Vier Monate nach Bekanntwerden des VW-Abgasskandals hat eine Razzia bei Renault, dem französischen Konkurrenten, für neue Unruhe in der Autobranche gesorgt. Französische Regierungsmitglieder nahmen den heimischen Pkw-Hersteller allerdings nach einem Rekord-Kurssturz von dessen Aktie in Schutz. In kürzester Zeit verlor Renault rund fünf Milliarden Euro an Börsenwert. Energieministerin Segolene Royal schloss einen Abgas-Schummel aus. „Es gibt keinen Betrug bei Renault. Das sollten Aktionäre und Mitarbeiter wissen“, sagte Royal am Donnerstag. Frankreich habe bei Renault Emissionsprüfungen vorgenommen. Dabei sei keine manipulierte Software festgestellt worden. Bei Autos von Renault und anderen Herstellern hätten die Tests allerdings Emissionswerte über dem erlaubtem Maß ergeben. Durchsuchungen von Betrugsermittlern habe es auch bei anderen Autobauern gegeben.
Frankreichs Wirtschaftsminister Emmanuel Macron stimmte zu: Renault sei wegen seiner Abgaswerte nicht speziell im Visier der französischen Behörden, sagte Macron in Berlin. „Es gibt nichts Besonderes in Hinblick auf Renault.“ Es sei lediglich bekannt geworden, dass seine Behörden bei Renault wie auch bei anderen Autoherstellern die Informationspolitik gegenüber den Kunden prüfe. „Das ist eine normale Arbeit unserer Behörden“, ergänzte Macron. Die Regierung in Paris hatte ihren Anteil an Renault im April auf 19,7 Prozent von rund 15 Prozent erhöht und damit mehr Einfluss bei dem Autobauer bekommen. Für dieses Jahr hat sie eine Reduzierung der Beteiligung angekündigt.
Zuvor waren bei Renault die Behörden zu einer Razzia angerückt. Der Autobauer teilte mit, drei seiner Werke seien im Rahmen einer Überprüfung von Abgasmesswerten durchsucht worden. Die laufenden Tests ergaben laut Renault keine Hinweise auf manipulierte Werte. Am Aktienmarkt war das Entsetzen groß: Renault-Aktien verloren zeitweise knapp 23 Prozent an Wert und schlossen zehn Prozent tiefer. Es war der schlechteste Börsentag für Renault seit Erstnotiz der Aktie 1994. Auch die Kurse anderer Autobauer wie Peugeot, VW, BMW und Daimler gaben deutlich nach.
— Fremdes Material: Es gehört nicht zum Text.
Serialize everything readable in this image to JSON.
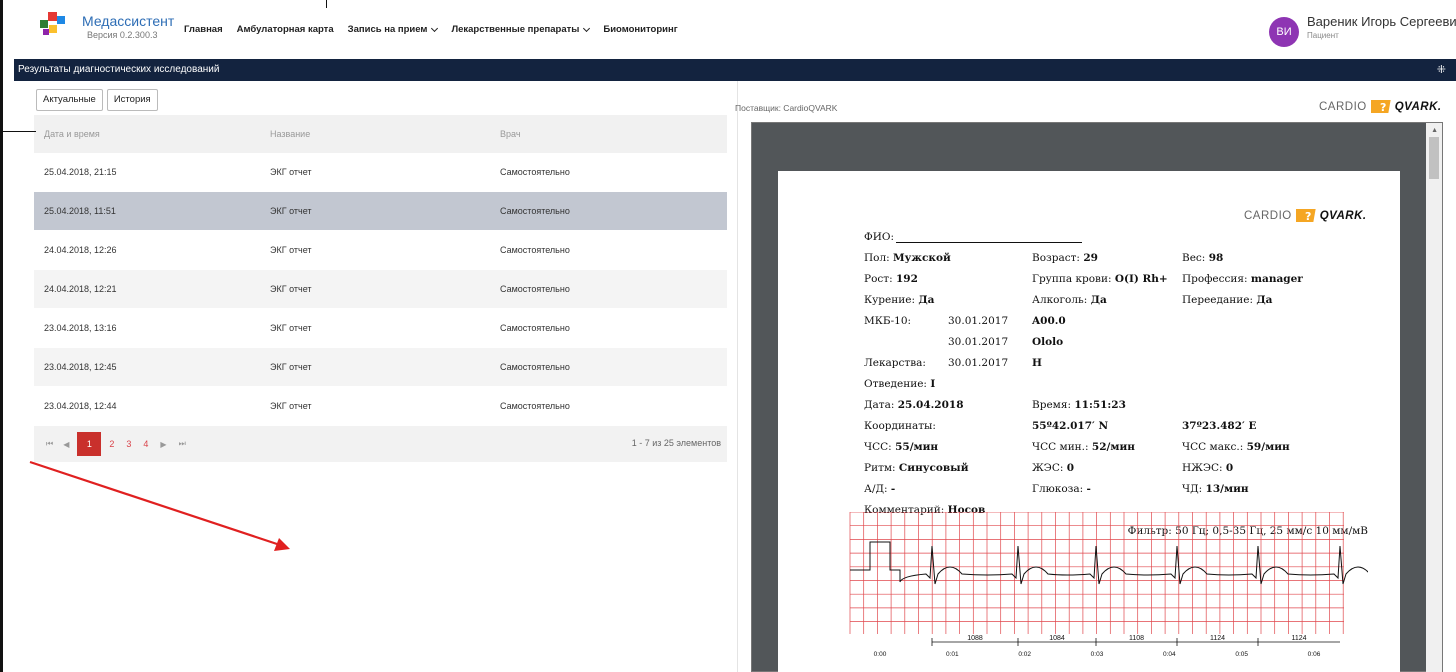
{
  "header": {
    "brand": "Медассистент",
    "version": "Версия 0.2.300.3",
    "nav": [
      {
        "label": "Главная",
        "has_dropdown": false
      },
      {
        "label": "Амбулаторная карта",
        "has_dropdown": false
      },
      {
        "label": "Запись на прием",
        "has_dropdown": true
      },
      {
        "label": "Лекарственные препараты",
        "has_dropdown": true
      },
      {
        "label": "Биомониторинг",
        "has_dropdown": false
      }
    ],
    "user": {
      "initials": "ВИ",
      "name": "Вареник Игорь Сергеевич",
      "role": "Пациент",
      "avatar_color": "#8e35b3"
    }
  },
  "panel_title": "Результаты диагностических исследований",
  "tabs": [
    {
      "label": "Актуальные"
    },
    {
      "label": "История"
    }
  ],
  "table": {
    "columns": [
      "Дата и время",
      "Название",
      "Врач"
    ],
    "rows": [
      {
        "datetime": "25.04.2018, 21:15",
        "name": "ЭКГ отчет",
        "doctor": "Самостоятельно"
      },
      {
        "datetime": "25.04.2018, 11:51",
        "name": "ЭКГ отчет",
        "doctor": "Самостоятельно",
        "selected": true
      },
      {
        "datetime": "24.04.2018, 12:26",
        "name": "ЭКГ отчет",
        "doctor": "Самостоятельно"
      },
      {
        "datetime": "24.04.2018, 12:21",
        "name": "ЭКГ отчет",
        "doctor": "Самостоятельно"
      },
      {
        "datetime": "23.04.2018, 13:16",
        "name": "ЭКГ отчет",
        "doctor": "Самостоятельно"
      },
      {
        "datetime": "23.04.2018, 12:45",
        "name": "ЭКГ отчет",
        "doctor": "Самостоятельно"
      },
      {
        "datetime": "23.04.2018, 12:44",
        "name": "ЭКГ отчет",
        "doctor": "Самостоятельно"
      }
    ]
  },
  "pager": {
    "pages": [
      "1",
      "2",
      "3",
      "4"
    ],
    "current": "1",
    "info": "1 - 7 из 25 элементов",
    "first_icon": "first-page-icon",
    "prev_icon": "prev-page-icon",
    "next_icon": "next-page-icon",
    "last_icon": "last-page-icon"
  },
  "report": {
    "provider": "Поставщик: CardioQVARK",
    "logo_left": "CARDIO",
    "logo_right": "QVARK.",
    "logo_accent": "#f5a623",
    "fio_label": "ФИО:",
    "sex_label": "Пол:",
    "sex": "Мужской",
    "age_label": "Возраст:",
    "age": "29",
    "weight_label": "Вес:",
    "weight": "98",
    "height_label": "Рост:",
    "height": "192",
    "blood_label": "Группа крови:",
    "blood": "O(I) Rh+",
    "job_label": "Профессия:",
    "job": "manager",
    "smoking_label": "Курение:",
    "smoking": "Да",
    "alcohol_label": "Алкоголь:",
    "alcohol": "Да",
    "overeat_label": "Переедание:",
    "overeat": "Да",
    "mkb_label": "МКБ-10:",
    "mkb": [
      {
        "date": "30.01.2017",
        "code": "A00.0"
      },
      {
        "date": "30.01.2017",
        "code": "Ololo"
      }
    ],
    "drugs_label": "Лекарства:",
    "drugs_date": "30.01.2017",
    "drugs": "H",
    "lead_label": "Отведение:",
    "lead": "I",
    "date_label": "Дата:",
    "date": "25.04.2018",
    "time_label": "Время:",
    "time": "11:51:23",
    "coords_label": "Координаты:",
    "lat": "55º42.017′ N",
    "lon": "37º23.482′ E",
    "hr_label": "ЧСС:",
    "hr": "55/мин",
    "hr_min_label": "ЧСС мин.:",
    "hr_min": "52/мин",
    "hr_max_label": "ЧСС макс.:",
    "hr_max": "59/мин",
    "rhythm_label": "Ритм:",
    "rhythm": "Синусовый",
    "pvc_label": "ЖЭС:",
    "pvc": "0",
    "svpc_label": "НЖЭС:",
    "svpc": "0",
    "bp_label": "А/Д:",
    "bp": "-",
    "glucose_label": "Глюкоза:",
    "glucose": "-",
    "rr_label": "ЧД:",
    "rr": "13/мин",
    "comment_label": "Комментарий:",
    "comment": "Носов",
    "filter": "Фильтр: 50 Гц; 0,5-35 Гц, 25 мм/с 10 мм/мВ",
    "rr_intervals": [
      "1088",
      "1084",
      "1108",
      "1124",
      "1124"
    ],
    "time_ticks": [
      "0:00",
      "0:01",
      "0:02",
      "0:03",
      "0:04",
      "0:05",
      "0:06"
    ],
    "grid_color": "#e0474c"
  }
}
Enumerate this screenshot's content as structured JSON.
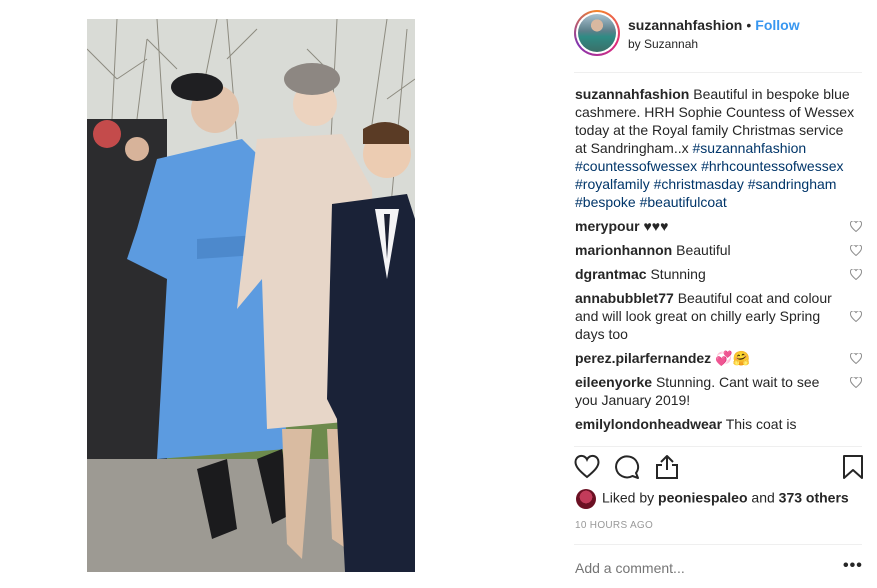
{
  "post": {
    "username": "suzannahfashion",
    "separator": "•",
    "follow_label": "Follow",
    "subtitle": "by Suzannah"
  },
  "caption": {
    "username": "suzannahfashion",
    "text": "Beautiful in bespoke blue cashmere. HRH Sophie Countess of Wessex today at the Royal family Christmas service at Sandringham..x",
    "hashtags": "#suzannahfashion #countessofwessex #hrhcountessofwessex #royalfamily #christmasday #sandringham #bespoke #beautifulcoat"
  },
  "comments": [
    {
      "username": "merypour",
      "text": "♥♥♥"
    },
    {
      "username": "marionhannon",
      "text": "Beautiful"
    },
    {
      "username": "dgrantmac",
      "text": "Stunning"
    },
    {
      "username": "annabubblet77",
      "text": "Beautiful coat and colour and will look great on chilly early Spring days too"
    },
    {
      "username": "perez.pilarfernandez",
      "text": "💞🤗"
    },
    {
      "username": "eileenyorke",
      "text": "Stunning. Cant wait to see you January 2019!"
    },
    {
      "username": "emilylondonheadwear",
      "text": "This coat is"
    }
  ],
  "likes": {
    "prefix": "Liked by",
    "user": "peoniespaleo",
    "and": "and",
    "others": "373 others"
  },
  "time_ago": "10 HOURS AGO",
  "add_comment_placeholder": "Add a comment...",
  "more_label": "•••",
  "icons": {
    "like": "heart-icon",
    "comment": "comment-icon",
    "share": "share-icon",
    "save": "bookmark-icon"
  },
  "colors": {
    "link_blue": "#3897f0",
    "hashtag": "#003569",
    "coat_blue": "#5c9be0"
  }
}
Renaults deutscher Partner Daimler, der in einigen Fahrzeugen Motoren der Franzosen einsetzt, bekräftigte, dass zu keinem Zeitpunkt Schummelsoftware eingebaut worden sei. Ein Daimler-Sprecher sagte: „Renault hat uns versichert, dies ebenfalls nicht zu tun.“ Der heimische Renault-Rivale Peugeot erklärte, dass in seinen Werken keine Durchsuchungen stattgefunden hätten. Die Abgastests des Energieministeriums hätten keine Unregelmäßigkeiten ergeben.
Eine von der Regierung eingesetzte Kommission untersucht derzeit 100 Fahrzeugmodelle französischer Autobauer, darunter 25 von Renault. Der Hersteller teilte mit, bis Ende Dezember seien vier seiner Modelle getestet und „kein Hinweis auf eine Betrugssoftware“ entdeckt worden. Ein Mitglied der Kommission, der Grünen-Abgeordnete Denis Baupin, sagte dagegen, dass Renault in der nächsten Woche dem Gremium Lösungen für zu hohe Emissionswerte liefern müsse, die bei den Überprüfungen festgestellt worden seien. „Die Tests bei Renault haben ganz eindeutig Normabweichungen gezeigt. Es ist kein Zufall, dass sich Betrugsermittler entschieden haben, Renault zu durchsuchen.“
Europas größter Hersteller Volkswagen hatte im September 2015 auf Druck der US-Umweltbehörde EPA zugegeben, Stickstoffwerte bei Diesel-Autos geschönt zu haben. Weltweit ist eine Software, die den Stickoxid-Ausstoß nur auf dem Prüfstand unter den Grenzwert senkt, in elf Millionen Autos eingebaut. Seit dem Bekanntwerden der Manipulation steht auch die Konkurrenz unter besonderer Beobachtung von Behörden, Justiz und Öffentlichkeit.